Не то чтобы передо мной не махали членами. Всякое бывало, когда парни нажрутся. Но этот был явно побольше. Ох, и он будет во мне.

Трясущимися руками, обливаясь, я сделала несколько глотков. Бутылка ударилась о зубы, горячая жидкость прокатилась огненным пожаром по горлу, а Глеб тянул полотенце все ниже, потихоньку его пытался разматывать. Его голова маячила в районе моей груди. Он то лизал, то посасывал, то тянул зубами мои соски. Это не было больно или приятно, только странно и страшно.

– Пей, пей… – бормотал он. И я пила глоток за глотком, чувствуя, как ватное тепло разносится по всему телу.

Мужская грубая рука задрала нижний край полотенца, вдвинулась под него и зашарила у меня между ног.

– Ложись на спину, – сказал Глеб. – Раздвигай ноги.

***

Глеб

Она посмотрела на меня испуганным взглядом, судорожно обернулась полотенцем, но поползла на середину кровати, отталкиваясь ногами и руками. Я остановил ее:

– Погоди. Полотенце разверни и подстели под себя. Перепачкаешь тут все.

В глазах ее что-то мелькнуло. Не так уж я был и пьян, чтобы не заметить, что под внешней покорностью тлело что-то. Не могло не тлеть. Не просто так в мире рождаются совершенно похожие женщины. Даже если и растут они в разной среде, такой разной, характер, природа, закладывается намного раньше. Не верил я этим дрожащим плечикам и скорбно собранным бровкам на лбу. Если даже она сейчас не испорчена, рано или поздно природа возьмет свое и Марианна станет такой же меркантильной сукой и лживой тварью как Варвара.

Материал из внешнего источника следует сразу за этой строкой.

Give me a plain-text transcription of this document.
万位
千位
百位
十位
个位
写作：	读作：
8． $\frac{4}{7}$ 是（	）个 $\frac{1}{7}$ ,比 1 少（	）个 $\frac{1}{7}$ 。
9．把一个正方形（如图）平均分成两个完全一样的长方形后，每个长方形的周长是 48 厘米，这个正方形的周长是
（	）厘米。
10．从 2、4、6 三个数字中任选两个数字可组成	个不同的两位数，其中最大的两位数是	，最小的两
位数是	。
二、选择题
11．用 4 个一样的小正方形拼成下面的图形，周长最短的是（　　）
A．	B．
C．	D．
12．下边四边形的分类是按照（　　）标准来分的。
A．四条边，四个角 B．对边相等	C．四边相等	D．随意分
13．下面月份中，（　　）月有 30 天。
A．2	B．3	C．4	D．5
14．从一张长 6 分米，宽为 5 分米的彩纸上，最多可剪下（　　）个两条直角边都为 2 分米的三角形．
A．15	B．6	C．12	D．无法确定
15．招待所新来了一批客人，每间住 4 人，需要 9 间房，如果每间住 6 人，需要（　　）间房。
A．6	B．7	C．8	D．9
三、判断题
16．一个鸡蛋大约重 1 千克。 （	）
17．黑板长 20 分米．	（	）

Сейчас, когда надо было порвать девочку, Марька меньше всего напоминала мне бывшую жену. Та, хоть и строила из себя девочку-пай, досталась мне в свои восемнадцать уже вскрытой. Уверяла, что я у нее только второй, первый был подлецом, наобещал золотых гор, поматросил и бросил, а уж она так рыдала, так рыдала!

Не верил ей ни на секунду тогда, уж очень охотно запрыгнула она ко мне в постель, чуть ли не против моей воли. Я, конечно, за ней приволокся, как положено, зажал там и тут, но это была всем знакомая игра. Она должна была влепить пощечину, чтобы вернуть меня на место и тогда бы все покатилось по извечным правилам с букетами роз, поцелуями в щечку и нагловатыми поглаживаниями под смущенное хихиканье.

Вместо этого Варвара пустила ползущую под юбку руку куда дальше, чем я намеревался двинуться, сама перепрыгнула с соседнего сиденья машины мне на колени, а дальше какой мужик откажется?

На следующий день оказалось, что мы уже в отношениях, котоорые как-то охуеть стремительно развиваются! И папенька уже в курсе, что «Глеб – это мой жених», и маменька уже платочек к глазкам прикладывает и детишкам имена выбирает.

Ну и я алень, не без того. Баба красивая, трахается грамотно, за пределами постели глазки в пол, а что вечерами с подругами по клубам отплясывает, так молодая еще. Вот колечко на пальчик наденет и сразу рванет борщи пиздопарить.

Ага, щаззз!

Когда я увидел Марианну, в чаду и угаре той сауны, она мне поначалу показалась просто похожей. Но чем дольше смотрел, тем больше черт той былой моей красавицы-невесты проступало в повороте головы, во взмахе ресниц, в жестах каких-то.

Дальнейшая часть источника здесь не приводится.